Led by subcommittee Chairman Byron L. Dorgan (D-N.D), the bipartisan group of senators asked for a review of FAA certification standards, crew rest requirements and training policies, and what actions the agency takes with pilots who repeatedly fail training tests. Flight 3407's pilot, Capt. Marvin Renslow, failed five flight tests throughout his career.
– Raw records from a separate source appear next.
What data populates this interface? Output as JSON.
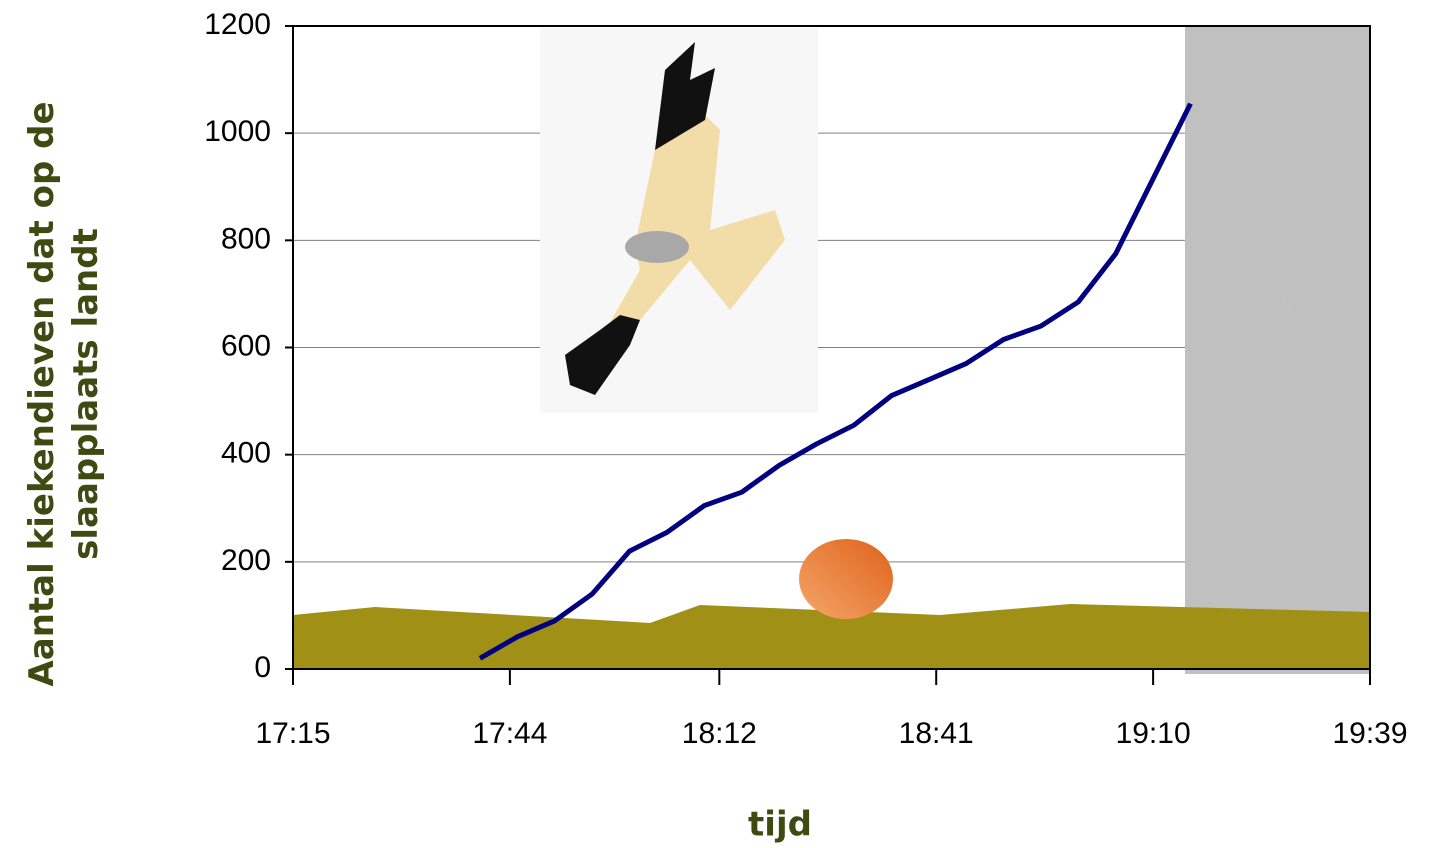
{
  "chart_data": {
    "type": "line",
    "x_label": "tijd",
    "y_label": "Aantal kiekendieven dat op de slaapplaats landt",
    "x": [
      1060,
      1065,
      1070,
      1075,
      1080,
      1085,
      1090,
      1095,
      1100,
      1105,
      1110,
      1115,
      1120,
      1125,
      1130,
      1135,
      1140,
      1145,
      1155
    ],
    "series": [
      {
        "name": "kiekendieven",
        "color": "#000080",
        "values": [
          20,
          60,
          90,
          140,
          220,
          255,
          305,
          330,
          380,
          420,
          455,
          510,
          540,
          570,
          615,
          640,
          685,
          775,
          1055
        ]
      }
    ],
    "xlim": [
      1035,
      1179
    ],
    "xticks": [
      {
        "value": 1035,
        "label": "17:15"
      },
      {
        "value": 1064,
        "label": "17:44"
      },
      {
        "value": 1092,
        "label": "18:12"
      },
      {
        "value": 1121,
        "label": "18:41"
      },
      {
        "value": 1150,
        "label": "19:10"
      },
      {
        "value": 1179,
        "label": "19:39"
      }
    ],
    "ylim": [
      0,
      1200
    ],
    "yticks": [
      0,
      200,
      400,
      600,
      800,
      1000,
      1200
    ],
    "grid": true
  }
}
Fifty people, including one on the ground, died in the February crash.

The letter also asked for an examination into what warning technologies are included in flight simulator training versus classroom instruction.

FAA spokeswoman Laura Brown said the agency would "cooperate fully with the inspector general if he decides to conduct an investigation" into the issues the senators raised.

Dorgan said he planned to hold hearings in June to investigate the safety gaps in the airline industry. "The FAA has a responsibility to both impose and enforce the standards that will give the American air traveler confidence across all of our airline services," he said in a statement.

Mary Schiavo, who was Transportation inspector general for six years, said that she had "locked horns" with the FAA on many occasions during her tenure.

"We repeatedly asked the airlines to police the crew rest and the commuting issue, even the sterile cockpit rules," Schiavo said, referring to evidence that Renslow and his copilot, Rebecca Shaw, had engaged in idle chatter as they descended below 10,000 feet, a violation of FAA rules.

With two missions that appear to be at odds with one another -- safety and the promotion of the airline industry -- Schiavo said that at times, the FAA "gets lost" in carrying out both demands.

Other letter signers included Commerce Committee Chairman John D. Rockefeller IV (D-W.Va.); Texas Sen. Kay Bailey Hutchison, the committee's ranking Republican; and the aviation subcommittee's senior Republican, Sen. Jim DeMint of South Carolina.